Scientists and ski experts acknowledge that no two winters are alike. Separating out typical year-to-year variability from longer global warming trends has created a lot of confusion over the magnitude of the climate problem among the winter sports industry.

“I’ve listened to so many people go on about this. I don’t know what to believe,” said Rob Megnin, director of sales and marketing for Killington Resort and Pico Mountain, both in Vermont. “The ski industry the last four years in Lake Tahoe really suffered, they had no snow, but this year they are getting smacked with it… I’m not sure I have a lot of faith in science on either side of it.”

This year will be the warmest on record, driven primarily by the buildup of CO2 in the atmosphere. A strong El Niño is adding to the warming, and also bringing precipitation such as the snow and rain to the West. El Niño events do not have a straight-line relationship to climate change, though some research indicates global warming could fuel stronger ones in the future. Even weather patterns not directly attributable to climate change, however, often have greater impact because global warming has changed the conditions around them, for example higher sea levels or soils hardened by drought.

Some of the other changes that are directly tied to climate change can be subtle. Ski seasons are demonstrably shorter due to rising temperatures—the U.S. has lost more than a million square miles of spring snowpack in the last decade, costing resorts $1 billion in lost income—but by days or weeks, not by months.

Satellite images indicate the extent to which snow covers the U.S. and Canada hasn’t changed much, said David Robinson, a snow scientist at Rutgers University and New Jersey’s state climatologist. But the data isn’t clear on whether that snowpack is as thick as it once was—information that would require labor-intensive and expensive on-the-ground measurements, Robinson said.

“We will be getting warmer, and that will have impacts on our snow,” Robinson said. “The details, like how much will we lose, are uncertain, but things will change. And people have to be prepared for that.”

The resort and industry leaders who understand global warming’s impact have become increasingly vocal advocates for climate action.

Dave Tragethon, the director of marketing and sales at Mount Hood Meadows in Oregon, said he’s seen the elevation at which snow becomes rain—also known as the “white line”—move higher in recent years. And Jon Bishop, the environmental coordinator for Jackson Hole Mountain Resort in Wyoming, said he’s seeing more rain at his mountain’s base then when he arrived 19 years ago.

“I know we will see more closures of smaller resorts, those that are already hanging on year to year” due to climate change, said Bishop. “We’ll all have to adapt.”

Thirty mountains, including Killington, Mount Hood and Jackson Hole, have joined the National Ski Areas Association’s Climate Challenge, which requires resorts to cut greenhouse gas emissions and shrink environmental footprints.

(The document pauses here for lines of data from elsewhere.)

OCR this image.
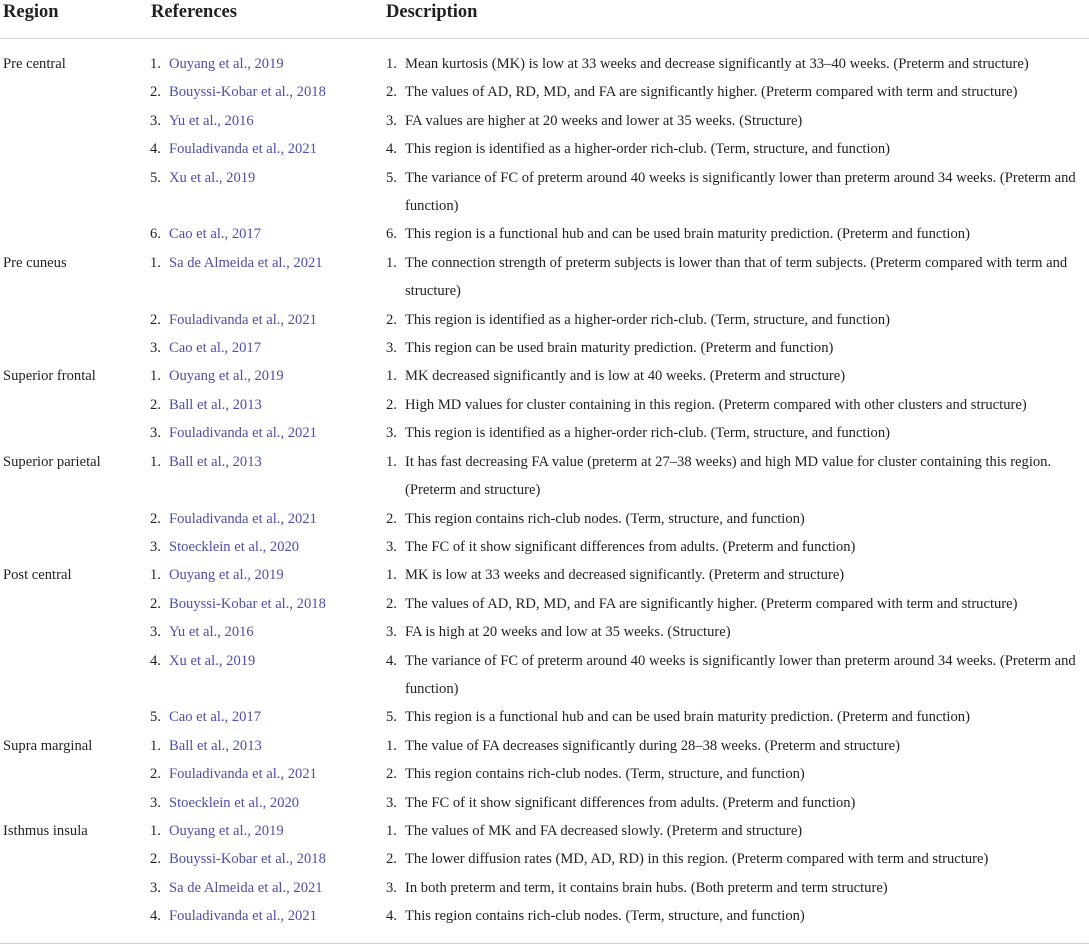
Region	References	Description
Pre central	1. Ouyang et al., 2019	1. Mean kurtosis (MK) is low at 33 weeks and decrease significantly at 33–40 weeks. (Preterm and structure)

	2. Bouyssi-Kobar et al., 2018	2. The values of AD, RD, MD, and FA are significantly higher. (Preterm compared with term and structure)

	3. Yu et al., 2016	3. FA values are higher at 20 weeks and lower at 35 weeks. (Structure)

	4. Fouladivanda et al., 2021	4. This region is identified as a higher-order rich-club. (Term, structure, and function)

	5. Xu et al., 2019	5. The variance of FC of preterm around 40 weeks is significantly lower than preterm around 34 weeks. (Preterm and function)

	6. Cao et al., 2017	6. This region is a functional hub and can be used brain maturity prediction. (Preterm and function)

Pre cuneus	1. Sa de Almeida et al., 2021	1. The connection strength of preterm subjects is lower than that of term subjects. (Preterm compared with term and structure)

	2. Fouladivanda et al., 2021	2. This region is identified as a higher-order rich-club. (Term, structure, and function)

	3. Cao et al., 2017	3. This region can be used brain maturity prediction. (Preterm and function)

Superior frontal	1. Ouyang et al., 2019	1. MK decreased significantly and is low at 40 weeks. (Preterm and structure)

	2. Ball et al., 2013	2. High MD values for cluster containing in this region. (Preterm compared with other clusters and structure)

	3. Fouladivanda et al., 2021	3. This region is identified as a higher-order rich-club. (Term, structure, and function)

Superior parietal	1. Ball et al., 2013	1. It has fast decreasing FA value (preterm at 27–38 weeks) and high MD value for cluster containing this region. (Preterm and structure)

	2. Fouladivanda et al., 2021	2. This region contains rich-club nodes. (Term, structure, and function)

	3. Stoecklein et al., 2020	3. The FC of it show significant differences from adults. (Preterm and function)

Post central	1. Ouyang et al., 2019	1. MK is low at 33 weeks and decreased significantly. (Preterm and structure)

	2. Bouyssi-Kobar et al., 2018	2. The values of AD, RD, MD, and FA are significantly higher. (Preterm compared with term and structure)

	3. Yu et al., 2016	3. FA is high at 20 weeks and low at 35 weeks. (Structure)

	4. Xu et al., 2019	4. The variance of FC of preterm around 40 weeks is significantly lower than preterm around 34 weeks. (Preterm and function)

	5. Cao et al., 2017	5. This region is a functional hub and can be used brain maturity prediction. (Preterm and function)

Supra marginal	1. Ball et al., 2013	1. The value of FA decreases significantly during 28–38 weeks. (Preterm and structure)

	2. Fouladivanda et al., 2021	2. This region contains rich-club nodes. (Term, structure, and function)

	3. Stoecklein et al., 2020	3. The FC of it show significant differences from adults. (Preterm and function)

Isthmus insula	1. Ouyang et al., 2019	1. The values of MK and FA decreased slowly. (Preterm and structure)

	2. Bouyssi-Kobar et al., 2018	2. The lower diffusion rates (MD, AD, RD) in this region. (Preterm compared with term and structure)

	3. Sa de Almeida et al., 2021	3. In both preterm and term, it contains brain hubs. (Both preterm and term structure)

	4. Fouladivanda et al., 2021	4. This region contains rich-club nodes. (Term, structure, and function)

Advocacy groups like Protect Our Winters and professional organizations like NSAA said they frequently meet with legislators on Capitol Hill about the economic impact of losing winter sports to climate change.

In the meantime, resorts are adapting to survive. Mount Hood Meadows has started moving snow from parking lots and other spaces onto trails during dry spells, said Tragethon. The mountain also had a limited opening this year, running its lifts on weekends only until conditions improved.

Many resorts are also expanding into year-round businesses. They’ve installed zip lines and ropes courses, dirt biking tracks, Frisbee disc golf and hiking trails. Others have repurposed their lodges for business conferences and weddings.

“Snow isn’t going to go away entirely, but climate change will force resorts to be more adaptable,” said Robinson. “They are going to have to make decisions with some level of uncertainty.”